Abhängigkeit von fossilen Ressourcen

Der Agrarsektor sei bislang stark auf die Einfuhr fossiler Dünger und Pestizide angewiesen, die auf Erdöl und Gas basieren. Der BUND weist darauf hin, dass geopolitische Ereignisse – etwa der russische Angriff auf die Ukraine sowie militärische Aktionen der USA und Israels im Iran – deutlich machten, wie stark globale Entwicklungen zu Preisschwankungen beitragen können, die sich unmittelbar auf Verbraucherpreise auswirken.

Zudem kritisiert der BUND die auf der AMK diskutierte Vereinfachung von Pestizidzulassungen. Diese sei weder notwendig noch sinnvoll, insbesondere da ölbasierte Pestizide ohnehin zunehmend teurer würden.

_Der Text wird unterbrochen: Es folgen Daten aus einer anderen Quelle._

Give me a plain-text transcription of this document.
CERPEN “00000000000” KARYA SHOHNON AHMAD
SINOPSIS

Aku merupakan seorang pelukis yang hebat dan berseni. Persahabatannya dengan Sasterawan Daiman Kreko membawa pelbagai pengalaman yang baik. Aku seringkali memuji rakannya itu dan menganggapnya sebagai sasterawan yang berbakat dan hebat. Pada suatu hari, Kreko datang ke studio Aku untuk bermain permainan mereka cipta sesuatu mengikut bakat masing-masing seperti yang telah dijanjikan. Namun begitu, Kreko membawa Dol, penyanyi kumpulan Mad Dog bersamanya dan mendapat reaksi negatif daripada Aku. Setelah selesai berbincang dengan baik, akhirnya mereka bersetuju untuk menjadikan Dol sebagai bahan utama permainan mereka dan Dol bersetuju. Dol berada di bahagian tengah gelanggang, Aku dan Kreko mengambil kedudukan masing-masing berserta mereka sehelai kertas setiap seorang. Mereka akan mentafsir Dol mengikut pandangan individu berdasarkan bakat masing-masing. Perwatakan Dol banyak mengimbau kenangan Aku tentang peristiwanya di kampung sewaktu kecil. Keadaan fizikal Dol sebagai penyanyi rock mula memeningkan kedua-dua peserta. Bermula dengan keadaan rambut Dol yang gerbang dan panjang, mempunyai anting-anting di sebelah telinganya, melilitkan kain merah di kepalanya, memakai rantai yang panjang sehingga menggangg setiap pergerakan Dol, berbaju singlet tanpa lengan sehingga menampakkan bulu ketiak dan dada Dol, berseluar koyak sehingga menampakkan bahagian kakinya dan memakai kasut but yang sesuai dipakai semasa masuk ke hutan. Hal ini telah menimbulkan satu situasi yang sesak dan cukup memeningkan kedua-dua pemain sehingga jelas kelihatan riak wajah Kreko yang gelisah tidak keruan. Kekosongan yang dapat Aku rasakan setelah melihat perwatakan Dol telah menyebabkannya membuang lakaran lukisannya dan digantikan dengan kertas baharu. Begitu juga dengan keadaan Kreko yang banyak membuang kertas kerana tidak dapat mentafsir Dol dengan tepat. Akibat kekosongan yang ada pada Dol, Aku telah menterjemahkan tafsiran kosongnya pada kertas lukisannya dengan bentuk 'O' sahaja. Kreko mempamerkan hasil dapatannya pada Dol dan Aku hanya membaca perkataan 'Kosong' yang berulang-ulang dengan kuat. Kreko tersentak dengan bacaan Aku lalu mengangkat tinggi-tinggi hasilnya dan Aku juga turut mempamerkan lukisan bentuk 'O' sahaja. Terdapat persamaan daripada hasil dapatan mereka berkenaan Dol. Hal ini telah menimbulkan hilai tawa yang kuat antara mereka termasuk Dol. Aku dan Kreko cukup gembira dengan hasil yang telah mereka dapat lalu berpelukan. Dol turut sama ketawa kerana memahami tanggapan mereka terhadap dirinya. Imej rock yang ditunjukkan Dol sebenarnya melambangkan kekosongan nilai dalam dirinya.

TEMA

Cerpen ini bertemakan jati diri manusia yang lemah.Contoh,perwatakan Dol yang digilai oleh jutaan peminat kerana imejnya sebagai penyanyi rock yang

Forderung nach unabhängiger Landwirtschaft

Der BUND-Vorsitzende Olaf Bandt erklärt, dass steigende Energiepreise auch die Kosten für konventionelle Betriebsmittel wie Pestizide und fossile Düngemittel erhöhten. Deshalb müsse die Landwirtschaft unabhängiger von importierten Betriebsmitteln werden. Die bisherigen Produktionsketten seien stark von internationalen Preisschwankungen abhängig und wirkten sich negativ auf alle Beteiligten aus.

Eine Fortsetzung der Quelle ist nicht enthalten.